Michela Aurora ha cominciato a ballare a 16 anni. “Era tardi, lo so”. Fatto sta che da allora non ha mai smesso e a un certo punto ha pensato di trasmettere le sue conoscenze e la sua sensibilità agli altri. Da lei si imparano danza moderna, contemporanea e hip hop. Con una precisazione: “La mia non è una scuola di ballo classica con relativo diploma ma un corpo di ballo libero, un insieme di persone che si esprimono in questo modo e che qui ricevono un livello di istruzione sufficiente per salire sul palco”. Tra i suoi allievi ci sono, oltre a bambini, ragazzi e ragazze fragili, che si trovano in situazioni difficili, di disagio sociale. “Come figli di divorziati o vittime di bullismo”. Il ballo come cura. Ognuno ha il suo compito: chi ricama, chi si occupa delle scenografie, chi ricopre piccoli ruoli amministrativi. “E’ venuto ai miei corsi un adolescente che era stato adottato e che aveva iniziato a drogarsi. Me lo aveva affidato la mamma. Era bravissimo nella danza di strada. Poi è stato accolto in una comunità di recupero. Alla fine ce l’ha fatta a rimettersi in piedi, ha capito che grazie alla danza c’era per lui un’altra possibilità”.

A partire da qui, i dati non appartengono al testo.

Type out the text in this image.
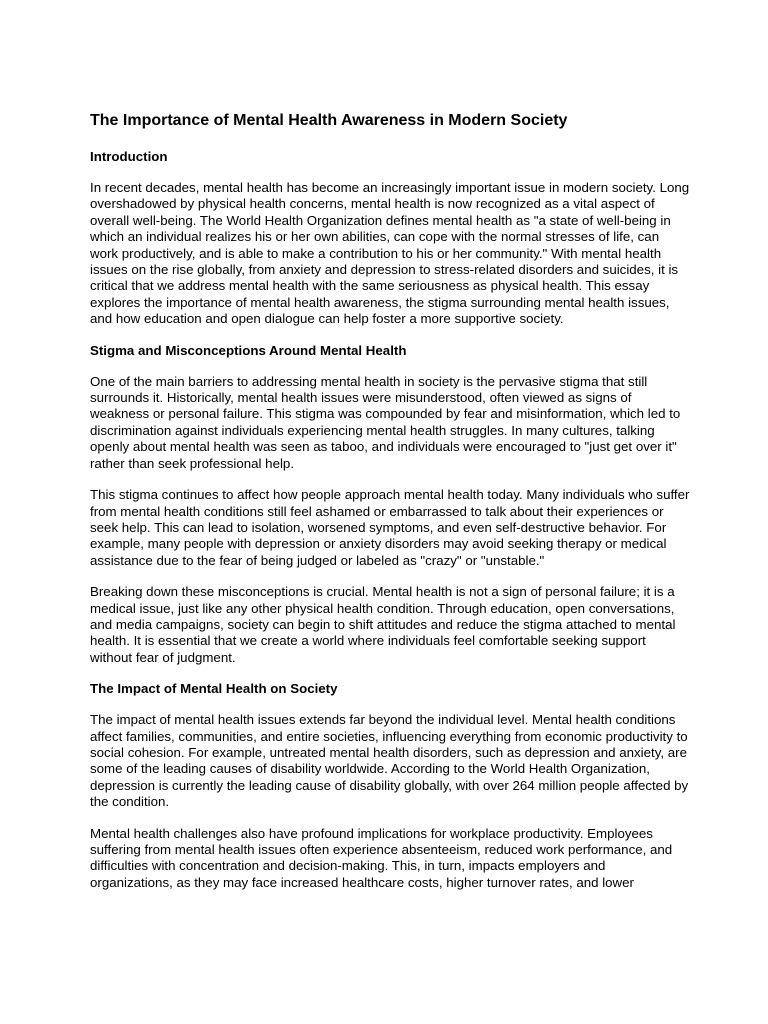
The Importance of Mental Health Awareness in Modern Society
Introduction
In recent decades, mental health has become an increasingly important issue in modern society. Long overshadowed by physical health concerns, mental health is now recognized as a vital aspect of overall well-being. The World Health Organization defines mental health as "a state of well-being in which an individual realizes his or her own abilities, can cope with the normal stresses of life, can work productively, and is able to make a contribution to his or her community." With mental health issues on the rise globally, from anxiety and depression to stress-related disorders and suicides, it is critical that we address mental health with the same seriousness as physical health. This essay explores the importance of mental health awareness, the stigma surrounding mental health issues, and how education and open dialogue can help foster a more supportive society.
Stigma and Misconceptions Around Mental Health
One of the main barriers to addressing mental health in society is the pervasive stigma that still surrounds it. Historically, mental health issues were misunderstood, often viewed as signs of weakness or personal failure. This stigma was compounded by fear and misinformation, which led to discrimination against individuals experiencing mental health struggles. In many cultures, talking openly about mental health was seen as taboo, and individuals were encouraged to "just get over it" rather than seek professional help.
This stigma continues to affect how people approach mental health today. Many individuals who suffer from mental health conditions still feel ashamed or embarrassed to talk about their experiences or seek help. This can lead to isolation, worsened symptoms, and even self-destructive behavior. For example, many people with depression or anxiety disorders may avoid seeking therapy or medical assistance due to the fear of being judged or labeled as "crazy" or "unstable."
Breaking down these misconceptions is crucial. Mental health is not a sign of personal failure; it is a medical issue, just like any other physical health condition. Through education, open conversations, and media campaigns, society can begin to shift attitudes and reduce the stigma attached to mental health. It is essential that we create a world where individuals feel comfortable seeking support without fear of judgment.
The Impact of Mental Health on Society
The impact of mental health issues extends far beyond the individual level. Mental health conditions affect families, communities, and entire societies, influencing everything from economic productivity to social cohesion. For example, untreated mental health disorders, such as depression and anxiety, are some of the leading causes of disability worldwide. According to the World Health Organization, depression is currently the leading cause of disability globally, with over 264 million people affected by the condition.
Mental health challenges also have profound implications for workplace productivity. Employees suffering from mental health issues often experience absenteeism, reduced work performance, and difficulties with concentration and decision-making. This, in turn, impacts employers and organizations, as they may face increased healthcare costs, higher turnover rates, and lower
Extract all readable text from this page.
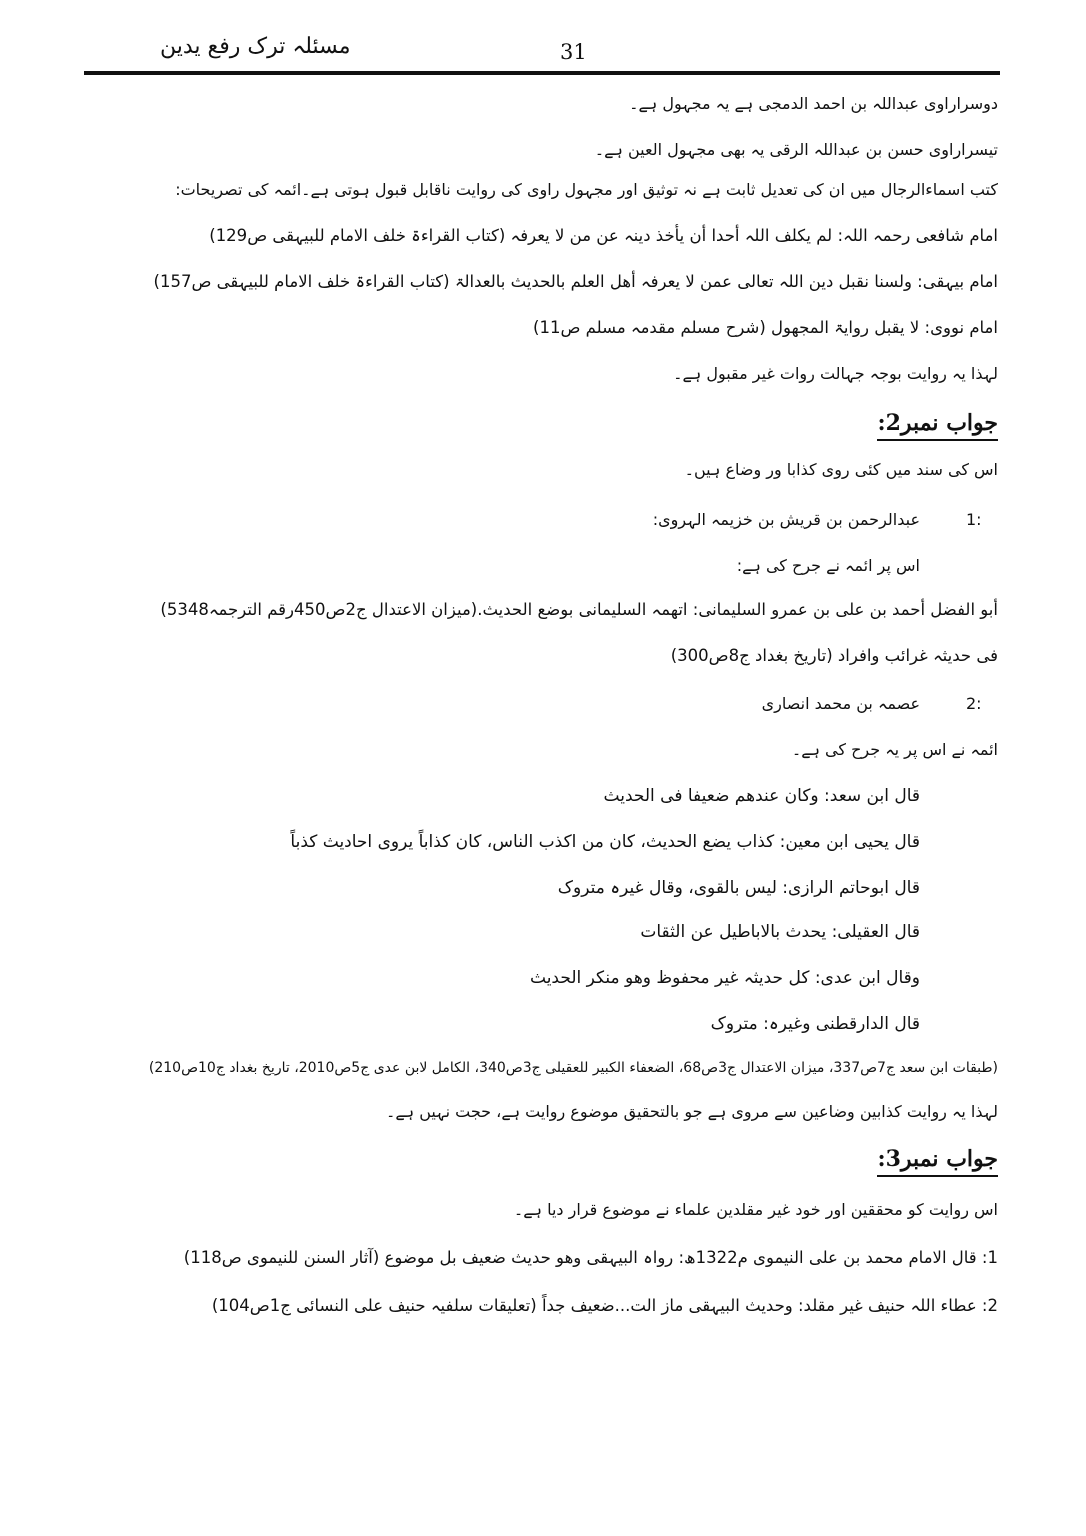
مسئلہ ترک رفع یدین	31
دوسراراوی عبداللہ بن احمد الدمجی ہے یہ مجہول ہے۔
تیسراراوی حسن بن عبداللہ الرقی یہ بھی مجہول العین ہے۔
کتب اسماءالرجال میں ان کی تعدیل ثابت ہے نہ توثیق اور مجہول راوی کی روایت ناقابل قبول ہوتی ہے۔ائمہ کی تصریحات:
امام شافعی رحمہ اللہ: لم یکلف اللہ أحدا أن یأخذ دینہ عن من لا یعرفہ (کتاب القراءۃ خلف الامام للبیہقی ص129)
امام بیہقی: ولسنا نقبل دین اللہ تعالی عمن لا یعرفہ أھل العلم بالحدیث بالعدالۃ (کتاب القراءۃ خلف الامام للبیہقی ص157)
امام نووی: لا یقبل روایۃ المجھول (شرح مسلم مقدمہ مسلم ص11)
لہذا یہ روایت بوجہ جہالت روات غیر مقبول ہے۔
جواب نمبر2:
اس کی سند میں کئی روی کذابا ور وضاع ہیں۔
1:
عبدالرحمن بن قریش بن خزیمہ الہروی:
اس پر ائمہ نے جرح کی ہے:
أبو الفضل أحمد بن علی بن عمرو السلیمانی: اتھمہ السلیمانی بوضع الحدیث.(میزان الاعتدال ج2ص450رقم الترجمہ5348)
فی حدیثہ غرائب وافراد (تاریخ بغداد ج8ص300)
2:
عصمہ بن محمد انصاری
ائمہ نے اس پر یہ جرح کی ہے۔
قال ابن سعد: وکان عندھم ضعیفا فی الحدیث
قال یحیی ابن معین: کذاب یضع الحدیث، کان من اکذب الناس، کان کذاباً یروی احادیث کذباً
قال ابوحاتم الرازی: لیس بالقوی، وقال غیرہ متروک
قال العقیلی: یحدث بالاباطیل عن الثقات
وقال ابن عدی: کل حدیثہ غیر محفوظ وھو منکر الحدیث
قال الدارقطنی وغیرہ: متروک
(طبقات ابن سعد ج7ص337، میزان الاعتدال ج3ص68، الضعفاء الکبیر للعقیلی ج3ص340، الکامل لابن عدی ج5ص2010، تاریخ بغداد ج10ص210)
لہذا یہ روایت کذابین وضاعین سے مروی ہے جو بالتحقیق موضوع روایت ہے، حجت نہیں ہے۔
جواب نمبر3:
اس روایت کو محققین اور خود غیر مقلدین علماء نے موضوع قرار دیا ہے۔
1: قال الامام محمد بن علی النیموی م1322ھ: رواہ البیہقی وھو حدیث ضعیف بل موضوع (آثار السنن للنیموی ص118)
2: عطاء اللہ حنیف غیر مقلد: وحدیث البیہقی ماز الت...ضعیف جداً (تعلیقات سلفیہ حنیف علی النسائی ج1ص104)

La fondatrice è affiancata dalle due figlie: Sofia, 25 anni, vicepresidente, e Marika, 21, segretaria. Condividono con la mamma la particolarità e le finalità dell’associazione. “Non mi interessa tanto formare ballerini quanto aiutare i giovani ad abbracciare i giusti valori per stare insieme e nella società accettando le differenze degli altri – dice la madre -. Il ballo è un modo per parlare, sfogarsi, tirare fuori ciò che si sente dentro, rabbia, tristezza o felicità. Ma è anche una disciplina, con regole che i ragazzi devono imparare a seguire”. L’associazione è legata, “come una catena”, ad altre associazioni, a partire da Medea e dall’Avis, ed è sostenuta da molti volontari. Tra loro il fotoreporter Francesco Sessa. “Il Covid ha limitato anche la nostra attività. Attualmente gli allievi, tra bambini e adolescenti, sono 13 e siamo ospitati dall’oratorio di san Michele, dove teniamo 4-5 ore settimanali di lezione. Ma siamo in attesa di trovare una nostra sede, con l’aiuto del Comune e dell’Aler”. Poi Michela Aurora torna alla premiazione. “Il giorno in cui ho ricevuto in municipio il riconoscimento ero emozionata, emozionatissima. Il premio ancora più bello è stato sapere di essere stata segnalata dalla madre di un mio allievo”. Simone, figlio di Annalisa Baronio. “La stima degli altri è uno stimolo ad andare avanti. Spero che mio papà Michele Angelo sia contento di ciò che sto facendo”.
Post scriptum: l’altro vincitore del Premio Lidia Bittanti è Giulio Ferrari, 21 anni, l’ambientalista che ha ripulito il Parco Asia, allo Zaist. Ce ne eravamo occupati nella rubrica dello scorso 14 ottobre (leggi). L’Intruso è felice, nel suo piccolo, di avergli portato fortuna!